As for Lance Cpl. Sterling, she was ousted for a collection of offenses including failing to go to her appointed place of duty, disrespecting a commissioned officer, and disobeying direct orders from her superiors to wear the proper uniform. These were separate from the Bible verse incident and had nothing to do with religious freedom. As for those Bible verses, she was instructed to take them down by a superior. In the Marine Corps you follow orders. There are procedures for resolving an unjust or illegal order but insubordination is not one of them.

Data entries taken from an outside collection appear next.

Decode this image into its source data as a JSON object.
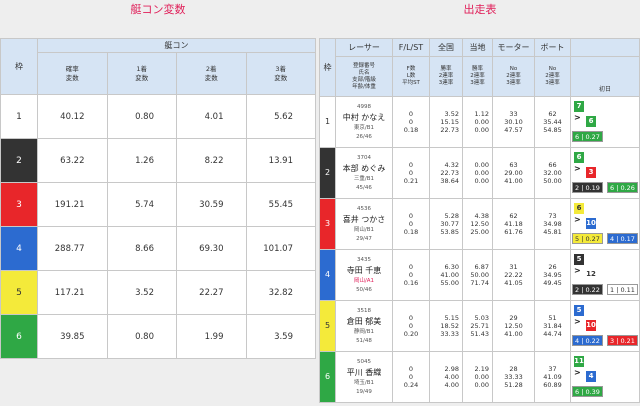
{
  "section_left": "艇コン変数",
  "section_right": "出走表",
  "left_table": {
    "waku_label": "枠",
    "group_label": "艇コン",
    "columns": [
      "確率\n変数",
      "1着\n変数",
      "2着\n変数",
      "3着\n変数"
    ],
    "rows": [
      {
        "waku": "1",
        "values": [
          "40.12",
          "0.80",
          "4.01",
          "5.62"
        ]
      },
      {
        "waku": "2",
        "values": [
          "63.22",
          "1.26",
          "8.22",
          "13.91"
        ]
      },
      {
        "waku": "3",
        "values": [
          "191.21",
          "5.74",
          "30.59",
          "55.45"
        ]
      },
      {
        "waku": "4",
        "values": [
          "288.77",
          "8.66",
          "69.30",
          "101.07"
        ]
      },
      {
        "waku": "5",
        "values": [
          "117.21",
          "3.52",
          "22.27",
          "32.82"
        ]
      },
      {
        "waku": "6",
        "values": [
          "39.85",
          "0.80",
          "1.99",
          "3.59"
        ]
      }
    ]
  },
  "right_table": {
    "waku_label": "枠",
    "headers": [
      "レーサー",
      "F/L/ST",
      "全国",
      "当地",
      "モーター",
      "ボート"
    ],
    "sub": [
      "登録番号\n氏名\n支部/階級\n年齢/体重",
      "F数\nL数\n平均ST",
      "勝率\n2連率\n3連率",
      "勝率\n2連率\n3連率",
      "No\n2連率\n3連率",
      "No\n2連率\n3連率"
    ],
    "day_label": "初日",
    "rows": [
      {
        "waku": "1",
        "id": "4998",
        "name": "中村 かなえ",
        "branch": "東京/B1",
        "age": "26/46",
        "f": "0",
        "l": "0",
        "st": "0.18",
        "z": [
          "3.52",
          "15.15",
          "22.73"
        ],
        "t": [
          "1.12",
          "0.00",
          "0.00"
        ],
        "m": [
          "33",
          "30.10",
          "47.57"
        ],
        "b": [
          "62",
          "35.44",
          "54.85"
        ],
        "s": {
          "c1": "7",
          "c1c": "b6",
          "ar": ">",
          "c2": "6",
          "c2c": "b6",
          "bar": "6 | 0.27",
          "barc": "b6"
        }
      },
      {
        "waku": "2",
        "id": "3704",
        "name": "本部 めぐみ",
        "branch": "三重/B1",
        "age": "45/46",
        "f": "0",
        "l": "0",
        "st": "0.21",
        "z": [
          "4.32",
          "22.73",
          "38.64"
        ],
        "t": [
          "0.00",
          "0.00",
          "0.00"
        ],
        "m": [
          "63",
          "29.00",
          "41.00"
        ],
        "b": [
          "66",
          "32.00",
          "50.00"
        ],
        "s": {
          "c1": "6",
          "c1c": "b6",
          "ar": ">",
          "c2": "3",
          "c2c": "b3",
          "bar": "2 | 0.19",
          "barc": "b2",
          "bar2": "6 | 0.26",
          "bar2c": "b6"
        }
      },
      {
        "waku": "3",
        "id": "4536",
        "name": "喜井 つかさ",
        "branch": "岡山/B1",
        "age": "29/47",
        "f": "0",
        "l": "0",
        "st": "0.18",
        "z": [
          "5.28",
          "30.77",
          "53.85"
        ],
        "t": [
          "4.38",
          "12.50",
          "25.00"
        ],
        "m": [
          "62",
          "41.18",
          "61.76"
        ],
        "b": [
          "73",
          "34.98",
          "45.81"
        ],
        "s": {
          "c1": "6",
          "c1c": "b5",
          "ar": ">",
          "c2": "10",
          "c2c": "b4",
          "bar": "5 | 0.27",
          "barc": "b5",
          "bar2": "4 | 0.17",
          "bar2c": "b4"
        }
      },
      {
        "waku": "4",
        "id": "3435",
        "name": "寺田 千恵",
        "branch": "岡山/A1",
        "age": "50/46",
        "f": "0",
        "l": "0",
        "st": "0.16",
        "z": [
          "6.30",
          "41.00",
          "55.00"
        ],
        "t": [
          "6.87",
          "50.00",
          "71.74"
        ],
        "m": [
          "31",
          "22.22",
          "41.05"
        ],
        "b": [
          "26",
          "34.95",
          "49.45"
        ],
        "s": {
          "c1": "5",
          "c1c": "b2",
          "ar": ">",
          "c2": "12",
          "c2c": "b1",
          "bar": "2 | 0.22",
          "barc": "b2",
          "bar2": "1 | 0.11",
          "bar2c": "b1"
        }
      },
      {
        "waku": "5",
        "id": "3518",
        "name": "倉田 郁美",
        "branch": "静岡/B1",
        "age": "51/48",
        "f": "0",
        "l": "0",
        "st": "0.20",
        "z": [
          "5.15",
          "18.52",
          "33.33"
        ],
        "t": [
          "5.03",
          "25.71",
          "51.43"
        ],
        "m": [
          "29",
          "12.50",
          "41.00"
        ],
        "b": [
          "51",
          "31.84",
          "44.74"
        ],
        "s": {
          "c1": "5",
          "c1c": "b4",
          "ar": ">",
          "c2": "10",
          "c2c": "b3",
          "bar": "4 | 0.22",
          "barc": "b4",
          "bar2": "3 | 0.21",
          "bar2c": "b3"
        }
      },
      {
        "waku": "6",
        "id": "5045",
        "name": "平川 香織",
        "branch": "埼玉/B1",
        "age": "19/49",
        "f": "0",
        "l": "0",
        "st": "0.24",
        "z": [
          "2.98",
          "4.00",
          "4.00"
        ],
        "t": [
          "2.19",
          "0.00",
          "0.00"
        ],
        "m": [
          "28",
          "33.33",
          "51.28"
        ],
        "b": [
          "37",
          "41.09",
          "60.89"
        ],
        "s": {
          "c1": "11",
          "c1c": "b6",
          "ar": ">",
          "c2": "4",
          "c2c": "b4",
          "bar": "6 | 0.39",
          "barc": "b6"
        }
      }
    ]
  }
}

The leaked draft of Mr. Trump’s executive order maintains that as a matter of policy, “Americans and their religious organizations will not be coerced by the Federal Government into participating in activities that violate their conscience.” It protects the tax-exempt status of any organization that “believes, speaks, or acts in accordance with the belief that marriage …Whether or not The Nation published a leaked early draft of a future executive order remains unknown. Trump could certainly do something that is odious. This draft is basically a recitation of the First Amendment Defense Act which has been rescinded in the House by its author (who may resubmit) and, more importantly, never got out of committee in the Senate — and probably never will, In testimony before a House committee, several people (including Barney Frank) made a very good case for why FADA was unconstitutional per se. According to Mr. Frank:
It is of course the case that this particular proposal is motivated solely by an animus against lesbian, gay, bisexual and transgender people, and is in fact worded in the form I have seen to authorize denial of publicly funded services to anyone in these categories who engages in any physical intimacy with another. That it is an expression of anti GLBT prejudice is beyond debate. There are a variety of religions with a variety of precepts that differ with Federal policies. This bill singles out one such objection and empowers those who hold this belief—and only them—with a legal right no other religious believer will enjoy.Ms. Hendershott is so busy enjoying victimhood that she doesn't take the time to figure any of this out. Religious conservatives are not exactly the world's most proficient critical thinkers.